Das ist vollkommen richtig, wenn Du das digital streichst, das würde nur bei der verlinkten JBL funktionieren, bei dieser
Aktivbox mit dem PAK, benötigst Du prinzipiell kein zusätzliches Gerät mehr, Du solltest dich mal genauer informieren!


PWollgast (Beitrag #23) schrieb:

Daher brauche ich ja streng genommen bei aktiver Beschallung nur ein DAC+Vorverstärker (in einem Gerät?) + die aktiven Lautsprecher.


Wenn Du den DAC + Vorverstärker streichst, bist Du auf dem richtigen Weg, es sei den dein
PC hat eine ganz miese Soundkarte, was bei neueren Geräten aber mMn eher die Ausnahme ist.


PWollgast (Beitrag #23) schrieb:

Das Ganze würde ich dann gegen die passiv-Konstellation von z.B. Onkyo A9050 bzw.
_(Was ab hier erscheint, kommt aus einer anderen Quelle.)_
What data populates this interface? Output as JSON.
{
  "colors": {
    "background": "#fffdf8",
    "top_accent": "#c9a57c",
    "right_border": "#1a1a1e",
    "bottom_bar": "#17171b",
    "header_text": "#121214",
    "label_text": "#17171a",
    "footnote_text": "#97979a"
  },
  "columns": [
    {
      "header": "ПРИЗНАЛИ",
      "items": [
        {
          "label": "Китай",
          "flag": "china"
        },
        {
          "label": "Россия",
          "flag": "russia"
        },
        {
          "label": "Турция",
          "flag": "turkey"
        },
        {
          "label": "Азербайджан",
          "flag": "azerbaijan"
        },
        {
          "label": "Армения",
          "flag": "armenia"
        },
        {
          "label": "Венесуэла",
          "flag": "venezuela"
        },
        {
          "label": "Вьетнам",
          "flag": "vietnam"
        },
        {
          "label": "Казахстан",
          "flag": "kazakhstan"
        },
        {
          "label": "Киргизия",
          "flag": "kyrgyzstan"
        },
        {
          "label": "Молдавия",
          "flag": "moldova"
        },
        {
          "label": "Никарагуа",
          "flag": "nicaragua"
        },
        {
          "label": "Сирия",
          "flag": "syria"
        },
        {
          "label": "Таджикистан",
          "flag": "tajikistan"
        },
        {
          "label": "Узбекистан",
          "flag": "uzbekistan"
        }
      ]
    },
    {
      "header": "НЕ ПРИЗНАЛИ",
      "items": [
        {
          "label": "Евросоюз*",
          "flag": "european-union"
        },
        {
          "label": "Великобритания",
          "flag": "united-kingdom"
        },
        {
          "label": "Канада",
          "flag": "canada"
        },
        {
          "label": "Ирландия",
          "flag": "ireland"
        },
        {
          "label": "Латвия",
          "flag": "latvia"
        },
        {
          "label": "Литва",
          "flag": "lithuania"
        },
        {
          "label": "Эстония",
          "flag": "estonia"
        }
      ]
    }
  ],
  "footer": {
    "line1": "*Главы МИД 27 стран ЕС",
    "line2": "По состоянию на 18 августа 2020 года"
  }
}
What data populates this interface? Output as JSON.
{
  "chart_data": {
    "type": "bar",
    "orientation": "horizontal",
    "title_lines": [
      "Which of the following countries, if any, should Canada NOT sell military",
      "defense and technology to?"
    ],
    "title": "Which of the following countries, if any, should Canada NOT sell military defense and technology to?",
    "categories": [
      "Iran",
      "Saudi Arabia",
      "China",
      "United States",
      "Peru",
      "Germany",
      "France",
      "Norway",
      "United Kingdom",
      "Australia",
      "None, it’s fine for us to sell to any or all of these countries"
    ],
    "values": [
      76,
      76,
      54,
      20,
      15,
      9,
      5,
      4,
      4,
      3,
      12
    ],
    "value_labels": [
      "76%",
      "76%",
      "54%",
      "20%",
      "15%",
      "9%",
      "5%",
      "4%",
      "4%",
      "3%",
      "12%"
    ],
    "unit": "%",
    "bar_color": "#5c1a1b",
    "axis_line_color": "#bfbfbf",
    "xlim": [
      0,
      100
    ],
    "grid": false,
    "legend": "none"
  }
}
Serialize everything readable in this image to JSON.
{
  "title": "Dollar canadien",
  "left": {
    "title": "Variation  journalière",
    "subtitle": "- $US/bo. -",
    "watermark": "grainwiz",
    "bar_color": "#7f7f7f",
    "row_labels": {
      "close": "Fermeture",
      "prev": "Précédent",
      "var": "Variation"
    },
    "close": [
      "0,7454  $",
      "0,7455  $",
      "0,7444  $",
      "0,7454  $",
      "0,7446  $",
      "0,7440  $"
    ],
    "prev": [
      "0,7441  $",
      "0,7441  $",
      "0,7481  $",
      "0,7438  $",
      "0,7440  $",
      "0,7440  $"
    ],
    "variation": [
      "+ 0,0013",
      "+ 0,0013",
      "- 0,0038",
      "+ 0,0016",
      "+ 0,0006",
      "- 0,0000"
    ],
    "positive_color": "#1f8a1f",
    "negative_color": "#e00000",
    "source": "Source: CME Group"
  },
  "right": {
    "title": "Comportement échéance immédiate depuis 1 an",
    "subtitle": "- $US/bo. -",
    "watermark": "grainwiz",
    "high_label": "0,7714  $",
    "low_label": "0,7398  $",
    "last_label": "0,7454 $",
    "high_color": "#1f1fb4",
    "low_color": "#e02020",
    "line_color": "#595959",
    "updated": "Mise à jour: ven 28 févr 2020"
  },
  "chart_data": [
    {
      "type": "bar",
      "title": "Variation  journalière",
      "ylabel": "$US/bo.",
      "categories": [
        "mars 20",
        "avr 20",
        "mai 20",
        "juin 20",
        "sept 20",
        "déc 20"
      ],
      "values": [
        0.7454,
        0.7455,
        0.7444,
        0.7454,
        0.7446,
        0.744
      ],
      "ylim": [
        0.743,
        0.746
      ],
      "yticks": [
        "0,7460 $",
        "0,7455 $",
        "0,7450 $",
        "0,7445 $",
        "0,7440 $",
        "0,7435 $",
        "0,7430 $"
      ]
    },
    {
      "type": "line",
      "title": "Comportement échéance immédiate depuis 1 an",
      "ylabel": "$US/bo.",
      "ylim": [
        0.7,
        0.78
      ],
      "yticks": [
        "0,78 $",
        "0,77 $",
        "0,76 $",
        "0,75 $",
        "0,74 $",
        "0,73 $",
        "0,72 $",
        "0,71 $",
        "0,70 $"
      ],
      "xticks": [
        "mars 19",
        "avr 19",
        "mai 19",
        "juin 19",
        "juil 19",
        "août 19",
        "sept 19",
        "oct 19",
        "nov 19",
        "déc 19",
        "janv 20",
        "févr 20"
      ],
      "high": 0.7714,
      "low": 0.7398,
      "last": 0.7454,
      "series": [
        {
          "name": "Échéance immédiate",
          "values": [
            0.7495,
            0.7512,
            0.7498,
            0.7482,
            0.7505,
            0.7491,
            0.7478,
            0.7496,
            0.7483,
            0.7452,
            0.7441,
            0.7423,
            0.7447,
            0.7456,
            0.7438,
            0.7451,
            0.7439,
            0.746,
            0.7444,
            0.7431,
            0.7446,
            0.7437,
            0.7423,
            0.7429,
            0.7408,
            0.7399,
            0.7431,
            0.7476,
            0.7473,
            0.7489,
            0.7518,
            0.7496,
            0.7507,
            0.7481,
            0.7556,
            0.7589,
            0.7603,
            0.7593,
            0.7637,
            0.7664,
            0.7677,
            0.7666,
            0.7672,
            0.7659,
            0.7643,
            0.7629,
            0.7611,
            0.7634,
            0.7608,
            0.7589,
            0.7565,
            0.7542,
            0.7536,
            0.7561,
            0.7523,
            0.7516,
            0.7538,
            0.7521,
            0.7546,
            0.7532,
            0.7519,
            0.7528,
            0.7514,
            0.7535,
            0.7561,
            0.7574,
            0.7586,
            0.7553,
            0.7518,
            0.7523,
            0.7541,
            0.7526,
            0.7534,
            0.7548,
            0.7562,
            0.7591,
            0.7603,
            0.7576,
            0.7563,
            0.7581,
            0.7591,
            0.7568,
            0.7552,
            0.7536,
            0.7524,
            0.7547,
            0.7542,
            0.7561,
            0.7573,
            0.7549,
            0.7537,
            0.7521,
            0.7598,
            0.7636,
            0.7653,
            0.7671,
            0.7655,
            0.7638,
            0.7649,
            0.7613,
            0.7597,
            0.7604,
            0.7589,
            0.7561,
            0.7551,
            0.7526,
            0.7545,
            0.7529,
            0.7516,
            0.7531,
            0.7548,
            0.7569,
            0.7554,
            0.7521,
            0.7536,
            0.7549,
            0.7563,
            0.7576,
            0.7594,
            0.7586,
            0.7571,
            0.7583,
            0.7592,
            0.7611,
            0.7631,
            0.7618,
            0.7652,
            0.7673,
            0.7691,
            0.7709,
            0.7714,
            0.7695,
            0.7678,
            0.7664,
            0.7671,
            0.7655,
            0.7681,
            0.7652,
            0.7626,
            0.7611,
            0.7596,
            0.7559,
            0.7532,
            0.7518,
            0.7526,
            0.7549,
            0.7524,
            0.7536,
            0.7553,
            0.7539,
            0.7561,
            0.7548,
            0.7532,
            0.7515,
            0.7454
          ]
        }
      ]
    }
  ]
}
A-5VL + Klipsch RF 62 II / RB-81 II abwiegen.


Das du unebdingt einen Vollverstärker mit DAC haben möchtest verstehe
ich zwar immer noch nicht, aber das ist natürlich deine Entscheidung.
Nur wenn du mehrere Zuspieler nutzt macht ein Vollverstärker Sinn, aber
selbst am Sonos Connect kann man noch einen analoges Gerät anschließen.

Saludos
Glenn
PWollgast
Schaut ab und zu mal vorbei
#25 erstellt: 05. Apr 2013, 21:47

Bei Sonos hast Du die Möglichkeit Bässe und Höhen zu verstellen, außerdem gibt es noch eine Loudness Funktion!

Schonmal gut!


Ich möchte den Großteil des Geldes in die Lautsprecher stecken, als DAC reicht ja prinzipiell etwas einfaches,
die Sonos ist da wieder ein bisschen mehr Luxus oder bietet diese außer Bequemlichkeit auch klangliche Vorteile
gegenüber einem normalen DAC?


Du scheinst einem DAC noch immer zu viele klangliche Eigenschaften zu zusprechen!
Bei einem Budget von max. 1300€ nach Abrechnung der 300€ für das Sonos Connect,
steckst Du doch den größten Teil in die Lsp., was natürlich der richtige Gedanke ist.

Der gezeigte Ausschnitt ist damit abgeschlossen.